OpenCultures establishes the LivingLab as a framework to translate climate knowledge into the planning, design, and everyday use of urban environments. It functions as a platform for inter- and transdisciplinary research as well as participatory practice. The LivingLab brings together academic and non-academic actors, fostering collaboration between scientific disciplines and civil society to explore viable pathways for climate adaptation and sustainable transformation. It includes several physical sites – the Factory, the Mobile Kitchen, and the Garden Network – that offer spaces for collaborative research and hands-on exploration.
OpenCultures is conceived as a series of settings that allow for the intersection of disciplinary and scientific knowledge with other forms of knowledge. Accordingly, the SubLabs are designed to interrelate through transversal connectivity structures that sustain mutual exchange as well as methodological cross-fertilization. These connectivity structures ensure interdisciplinary collaboration; lateral and transversal knowledge flows across the SubLabs and takes shape in Interdisciplinary Workshops, a Transdisciplinary MethodLab, a Doctoral School, Summer Schools, and Public Conferences.

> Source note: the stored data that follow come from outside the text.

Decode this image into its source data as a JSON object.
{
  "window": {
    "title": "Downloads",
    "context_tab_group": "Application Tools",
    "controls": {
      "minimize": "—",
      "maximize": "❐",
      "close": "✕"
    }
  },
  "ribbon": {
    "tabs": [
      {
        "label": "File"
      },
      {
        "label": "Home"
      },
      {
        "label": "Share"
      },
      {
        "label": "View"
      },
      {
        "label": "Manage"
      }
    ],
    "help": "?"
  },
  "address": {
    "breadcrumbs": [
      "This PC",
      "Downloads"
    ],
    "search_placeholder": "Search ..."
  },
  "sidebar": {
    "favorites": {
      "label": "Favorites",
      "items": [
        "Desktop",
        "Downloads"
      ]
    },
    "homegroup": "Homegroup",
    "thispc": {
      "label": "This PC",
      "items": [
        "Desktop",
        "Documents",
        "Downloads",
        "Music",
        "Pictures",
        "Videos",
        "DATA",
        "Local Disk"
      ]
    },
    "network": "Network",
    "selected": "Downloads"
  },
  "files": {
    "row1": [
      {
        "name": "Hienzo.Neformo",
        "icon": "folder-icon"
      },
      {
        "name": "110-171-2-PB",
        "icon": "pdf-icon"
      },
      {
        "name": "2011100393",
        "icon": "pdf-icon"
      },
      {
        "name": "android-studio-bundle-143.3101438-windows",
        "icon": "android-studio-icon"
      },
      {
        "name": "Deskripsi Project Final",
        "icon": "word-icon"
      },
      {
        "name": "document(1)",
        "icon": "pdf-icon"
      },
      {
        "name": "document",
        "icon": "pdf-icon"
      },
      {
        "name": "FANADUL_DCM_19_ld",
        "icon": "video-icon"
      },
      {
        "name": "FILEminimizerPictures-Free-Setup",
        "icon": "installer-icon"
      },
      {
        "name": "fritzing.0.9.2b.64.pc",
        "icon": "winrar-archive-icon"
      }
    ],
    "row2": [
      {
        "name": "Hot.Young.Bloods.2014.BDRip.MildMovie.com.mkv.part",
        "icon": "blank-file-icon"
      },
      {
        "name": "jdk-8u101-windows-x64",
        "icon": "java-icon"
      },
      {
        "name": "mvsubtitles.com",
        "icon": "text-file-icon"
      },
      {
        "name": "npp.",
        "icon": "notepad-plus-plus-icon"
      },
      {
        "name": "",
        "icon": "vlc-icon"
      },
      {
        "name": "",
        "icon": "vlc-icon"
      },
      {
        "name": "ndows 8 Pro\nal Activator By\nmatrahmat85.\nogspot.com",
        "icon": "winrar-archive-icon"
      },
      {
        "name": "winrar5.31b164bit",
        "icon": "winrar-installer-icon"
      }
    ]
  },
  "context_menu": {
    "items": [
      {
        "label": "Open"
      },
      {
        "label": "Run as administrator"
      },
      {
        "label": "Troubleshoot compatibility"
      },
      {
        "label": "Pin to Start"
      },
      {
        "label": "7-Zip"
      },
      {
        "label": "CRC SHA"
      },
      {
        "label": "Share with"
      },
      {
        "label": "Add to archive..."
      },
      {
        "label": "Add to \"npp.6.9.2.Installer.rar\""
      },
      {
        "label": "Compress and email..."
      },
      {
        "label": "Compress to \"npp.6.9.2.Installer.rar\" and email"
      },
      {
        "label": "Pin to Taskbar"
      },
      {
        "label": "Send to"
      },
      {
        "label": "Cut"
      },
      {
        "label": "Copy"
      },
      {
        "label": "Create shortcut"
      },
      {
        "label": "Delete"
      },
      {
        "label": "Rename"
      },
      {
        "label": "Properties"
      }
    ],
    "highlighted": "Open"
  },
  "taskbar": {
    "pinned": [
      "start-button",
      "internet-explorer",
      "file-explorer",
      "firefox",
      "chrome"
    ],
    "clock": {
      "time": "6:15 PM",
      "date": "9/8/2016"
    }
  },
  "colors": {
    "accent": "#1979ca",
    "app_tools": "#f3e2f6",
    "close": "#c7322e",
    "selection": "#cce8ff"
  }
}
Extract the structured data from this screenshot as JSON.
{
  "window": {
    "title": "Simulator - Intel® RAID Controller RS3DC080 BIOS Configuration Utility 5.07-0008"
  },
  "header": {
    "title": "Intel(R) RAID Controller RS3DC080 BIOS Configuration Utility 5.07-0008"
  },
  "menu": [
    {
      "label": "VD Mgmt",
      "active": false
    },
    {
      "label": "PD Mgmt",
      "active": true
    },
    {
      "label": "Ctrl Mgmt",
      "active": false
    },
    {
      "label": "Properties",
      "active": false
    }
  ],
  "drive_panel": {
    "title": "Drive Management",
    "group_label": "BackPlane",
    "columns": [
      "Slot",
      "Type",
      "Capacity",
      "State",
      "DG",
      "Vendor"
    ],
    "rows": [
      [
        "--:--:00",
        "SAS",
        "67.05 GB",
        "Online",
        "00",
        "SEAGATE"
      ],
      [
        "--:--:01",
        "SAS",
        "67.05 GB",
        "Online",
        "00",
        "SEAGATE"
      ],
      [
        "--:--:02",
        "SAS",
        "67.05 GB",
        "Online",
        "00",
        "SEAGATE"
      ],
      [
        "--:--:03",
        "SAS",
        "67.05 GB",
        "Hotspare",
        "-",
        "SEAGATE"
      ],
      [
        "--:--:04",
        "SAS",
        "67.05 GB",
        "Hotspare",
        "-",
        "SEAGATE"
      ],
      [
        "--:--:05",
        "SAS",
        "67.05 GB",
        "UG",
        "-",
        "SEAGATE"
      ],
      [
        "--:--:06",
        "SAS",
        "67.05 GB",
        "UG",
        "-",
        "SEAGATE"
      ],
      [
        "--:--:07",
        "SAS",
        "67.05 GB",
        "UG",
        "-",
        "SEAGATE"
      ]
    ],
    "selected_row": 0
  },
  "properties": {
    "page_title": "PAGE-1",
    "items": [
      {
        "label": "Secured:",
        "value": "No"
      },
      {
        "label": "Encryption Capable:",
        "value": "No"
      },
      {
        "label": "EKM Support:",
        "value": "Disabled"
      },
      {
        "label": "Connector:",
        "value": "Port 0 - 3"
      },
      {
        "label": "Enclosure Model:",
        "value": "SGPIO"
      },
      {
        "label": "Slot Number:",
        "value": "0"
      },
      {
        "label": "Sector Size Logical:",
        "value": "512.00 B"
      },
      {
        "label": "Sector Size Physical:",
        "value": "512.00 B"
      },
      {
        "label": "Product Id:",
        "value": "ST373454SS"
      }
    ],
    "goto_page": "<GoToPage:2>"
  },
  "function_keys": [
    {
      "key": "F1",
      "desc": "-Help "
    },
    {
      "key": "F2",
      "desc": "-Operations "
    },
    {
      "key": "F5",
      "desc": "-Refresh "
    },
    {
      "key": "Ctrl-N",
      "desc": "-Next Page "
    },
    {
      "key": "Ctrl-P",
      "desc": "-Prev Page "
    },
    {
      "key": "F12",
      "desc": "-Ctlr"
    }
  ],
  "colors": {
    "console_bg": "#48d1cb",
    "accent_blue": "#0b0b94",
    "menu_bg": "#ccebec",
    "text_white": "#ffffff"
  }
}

OpenCultures aims to create new ecologies of knowledge by the fusion of disciplinary and scientific knowledge with other forms of knowledge. Knowledge that is open, accessible, and transferrable in research and praxis, as well as across disciplines. In order to make this knowledge available to everyone, OpenCultures is mediating its work in written and spoken word, design, film, or other forms with the objective to not only disseminate knowledge, but to engage in discourse, dialogue and debate, both within the project and to the outside.